Leaking Underground Storage Tank (UST) Services
GMA has an exceptional level of corporate and individual experience with UST assessment and remediation. Our outstanding success at UST assessment and remediation is demonstrated by our impressive record of closing more than 400 UST incidents in the 17 years since NC’s risk-based assessment and cleanup rules became active in late 1998. During the last 30 years, GMA has successfully completed nearly 1,000 leaking UST assessment and remediation projects. Because UST rules and regulations are surprisingly complicated and rigid, GMA encourages all homeowners, property sellers and buyers, and real estate agents to carefully select an experienced environmental consultant to help guide them through the process.
Tank Owner Fact Sheets:
Frequently Asked Questions about Leaking USTs and Property Transaction Environmental Assessments (Phase I and II ESAs)
Guidelines have been established by the NCDENR for the proper closure of regulated USTs. If you are closing a regulated tank, there are several requirements for closing them properly, including notifying your regional NCDENR office of the tank closure, and sampling at the time of closure to determine if a leak has occurred. Non-regulated USTs are exempt from the closure regulations required for regulated tanks. However, if you are interested in removing or closing a non-regulated tank, it is a good idea to remove any remaining fluids in the tank, to collect soil samples to determine if a leak has occurred, and to either remove and dispose of the tank or close it in place using environmental foam. Old, out of use USTs on a property, particularly at residential properties, can cause problems if you decide to put the property on the market. The presence of USTs must be disclosed prior to the sale of the property. Numerous sales have been delayed and even terminated because the property owner had not addressed the environmental issues that are present with an underground storage tank. GMA has extensive experience dealing with proper UST closure and removal practices, and can provide turnkey UST closure services for regulated and non-regulated tanks. For more information on UST closure guidelines, visit the NCDENR-DWM, UST Section home page. A link to this site is available on our Links page.
In order to access the fund, a potentially eligible party must submit a Trust Fund application. The application and required supporting documentation are submitted to the Trust Fund Branch for determination of the applicant’s eligibility. GMA often uses an eligibility flowchart issued by the NCDENR to help determine if an interested party has a chance at getting into the fund, and which, if any, deductible can be expected. GMA has extensive experience with application procedures and administration of the State LUST Commercial and Non-Commercial Trust Funds. For further information, you can visit the Division of Waste Management’s UST Trust Funds website.
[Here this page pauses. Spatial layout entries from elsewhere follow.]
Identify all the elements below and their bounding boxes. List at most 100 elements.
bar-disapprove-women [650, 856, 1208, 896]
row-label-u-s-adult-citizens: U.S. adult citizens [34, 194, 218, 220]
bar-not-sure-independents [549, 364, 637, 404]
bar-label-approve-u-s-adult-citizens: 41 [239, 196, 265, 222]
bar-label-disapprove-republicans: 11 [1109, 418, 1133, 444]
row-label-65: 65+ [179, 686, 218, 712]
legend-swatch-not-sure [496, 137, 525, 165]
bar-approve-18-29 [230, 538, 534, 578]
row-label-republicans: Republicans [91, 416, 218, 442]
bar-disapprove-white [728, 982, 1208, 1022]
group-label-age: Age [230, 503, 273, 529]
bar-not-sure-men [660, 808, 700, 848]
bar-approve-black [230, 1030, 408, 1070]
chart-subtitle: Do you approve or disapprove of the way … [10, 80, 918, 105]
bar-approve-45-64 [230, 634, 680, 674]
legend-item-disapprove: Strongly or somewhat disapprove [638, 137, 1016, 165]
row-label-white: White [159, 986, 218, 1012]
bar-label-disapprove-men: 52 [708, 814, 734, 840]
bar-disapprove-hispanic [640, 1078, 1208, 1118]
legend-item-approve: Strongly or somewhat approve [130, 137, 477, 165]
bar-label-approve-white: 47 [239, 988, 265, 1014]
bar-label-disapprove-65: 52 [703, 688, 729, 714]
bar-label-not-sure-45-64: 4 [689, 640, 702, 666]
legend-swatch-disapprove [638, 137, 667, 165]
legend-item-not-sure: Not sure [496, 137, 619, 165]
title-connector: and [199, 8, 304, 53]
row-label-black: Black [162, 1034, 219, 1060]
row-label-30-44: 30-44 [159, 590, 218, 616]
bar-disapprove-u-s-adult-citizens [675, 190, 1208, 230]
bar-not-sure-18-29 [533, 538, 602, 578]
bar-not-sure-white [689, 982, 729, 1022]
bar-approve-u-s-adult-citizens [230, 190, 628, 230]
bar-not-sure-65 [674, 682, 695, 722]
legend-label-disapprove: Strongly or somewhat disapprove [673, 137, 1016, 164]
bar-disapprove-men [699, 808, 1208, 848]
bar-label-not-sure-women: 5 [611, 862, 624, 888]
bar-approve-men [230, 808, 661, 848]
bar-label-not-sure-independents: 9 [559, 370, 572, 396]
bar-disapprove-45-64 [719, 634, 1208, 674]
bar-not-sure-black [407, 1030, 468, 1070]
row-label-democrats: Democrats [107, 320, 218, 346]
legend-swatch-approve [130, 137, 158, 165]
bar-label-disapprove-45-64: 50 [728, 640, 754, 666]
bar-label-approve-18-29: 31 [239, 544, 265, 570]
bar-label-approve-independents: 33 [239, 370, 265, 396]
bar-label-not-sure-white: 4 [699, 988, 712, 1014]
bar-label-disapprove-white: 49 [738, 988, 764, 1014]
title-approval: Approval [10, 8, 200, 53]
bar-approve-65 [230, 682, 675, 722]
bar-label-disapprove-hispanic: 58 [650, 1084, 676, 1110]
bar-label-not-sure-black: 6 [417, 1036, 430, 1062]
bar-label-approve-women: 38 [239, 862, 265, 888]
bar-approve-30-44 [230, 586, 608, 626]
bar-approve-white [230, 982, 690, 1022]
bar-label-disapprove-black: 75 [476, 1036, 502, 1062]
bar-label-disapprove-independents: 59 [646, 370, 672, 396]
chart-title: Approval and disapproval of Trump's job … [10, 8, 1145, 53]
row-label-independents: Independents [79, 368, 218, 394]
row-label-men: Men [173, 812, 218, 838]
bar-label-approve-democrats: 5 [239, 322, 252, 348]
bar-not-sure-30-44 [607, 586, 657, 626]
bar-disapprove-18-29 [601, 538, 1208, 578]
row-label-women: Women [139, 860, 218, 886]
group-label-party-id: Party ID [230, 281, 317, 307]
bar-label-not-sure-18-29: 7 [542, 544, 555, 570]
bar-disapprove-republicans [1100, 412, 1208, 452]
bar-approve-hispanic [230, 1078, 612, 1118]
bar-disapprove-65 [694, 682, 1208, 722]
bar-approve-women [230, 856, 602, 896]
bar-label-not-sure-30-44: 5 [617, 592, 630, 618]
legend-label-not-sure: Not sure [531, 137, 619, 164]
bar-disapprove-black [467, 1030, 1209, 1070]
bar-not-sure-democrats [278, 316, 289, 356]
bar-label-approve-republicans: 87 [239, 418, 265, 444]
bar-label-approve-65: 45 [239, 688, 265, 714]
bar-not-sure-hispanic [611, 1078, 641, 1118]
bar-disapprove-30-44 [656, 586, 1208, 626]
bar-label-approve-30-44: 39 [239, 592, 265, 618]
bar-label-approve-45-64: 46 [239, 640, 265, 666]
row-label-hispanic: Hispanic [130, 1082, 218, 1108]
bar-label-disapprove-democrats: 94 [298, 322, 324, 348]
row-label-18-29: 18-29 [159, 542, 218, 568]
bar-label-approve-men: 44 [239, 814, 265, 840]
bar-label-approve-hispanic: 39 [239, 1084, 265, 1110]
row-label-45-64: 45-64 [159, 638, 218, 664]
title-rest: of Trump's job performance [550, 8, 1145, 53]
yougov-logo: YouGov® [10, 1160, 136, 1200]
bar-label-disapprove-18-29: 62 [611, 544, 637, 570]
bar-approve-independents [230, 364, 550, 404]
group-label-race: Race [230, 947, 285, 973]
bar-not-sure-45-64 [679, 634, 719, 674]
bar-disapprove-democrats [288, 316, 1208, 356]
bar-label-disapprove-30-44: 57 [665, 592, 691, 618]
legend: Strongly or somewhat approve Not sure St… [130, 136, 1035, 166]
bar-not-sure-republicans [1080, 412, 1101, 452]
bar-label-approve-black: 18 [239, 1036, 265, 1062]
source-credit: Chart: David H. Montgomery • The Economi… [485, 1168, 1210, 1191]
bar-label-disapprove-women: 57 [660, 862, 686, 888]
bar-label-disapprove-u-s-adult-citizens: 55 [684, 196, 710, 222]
For UST incidents ranked low-risk, if groundwater or soil contamination remains at the site in excess of the 15A NCAC 2L or Residential MSCC standards, respectively, deed recordation MUST be completed prior to the NCDENR issuing a “NFA”. Costs to prepare the deed recordation are reimbursable through the State LUST trust fund. Many residents are angered that they must attach documentation to their deed that may cause the property value to decrease. However, as it currently stands, recordation is required to gain a “NFA” from the NCDENR.
The value of completing environmental property assessments increased following passage of the Comprehensive Environmental Response, Compensation, and Liability Act (CERCLA) in 1980, and the concept of “Due Diligence” and the “innocent purchaser defense”. This defense allows a property owner to be protected against liability when contamination is discovered on the property after the property has already been purchased if an environmental assessment was completed prior to the purchase and no issues were identified. Site-specific conditions, site history, and requirements of lending institutions or needs of perspective buyers will dictate which type of environmental property assessment is appropriate. An ETS is not as comprehensive as a ESA, so completing an ETS is most appropriate when the subject property is relatively small (less than a few acres), and it has never been developed or whose historical uses have been agricultural or residential. In addition, an ETS may not be accepted by lending institutions as adequate documentation of the environmental conditions for a given property. Completion of a ESA is most appropriate when the subject property is a larger size, contains numerous structures, has been developed for many years, and/or whose historical uses have been varied, particularly in the case of commercial and/or industrial uses. The known presence of nearby contamination sources may also be a good reason to perform a Phase I ESA. Because a Phase I ESA does not include sampling and testing of soil or water, it is often used as a starting point for assessing properties with an unknown history, or if the property is undeveloped. A Phase II ESA, which may include soil, water, and/or asbestos sampling and testing, is often recommended when potential or existing environmental problems are identified during the Phase I ESA or known prior to purchase, such as the identification of motor fuel USTs on the property.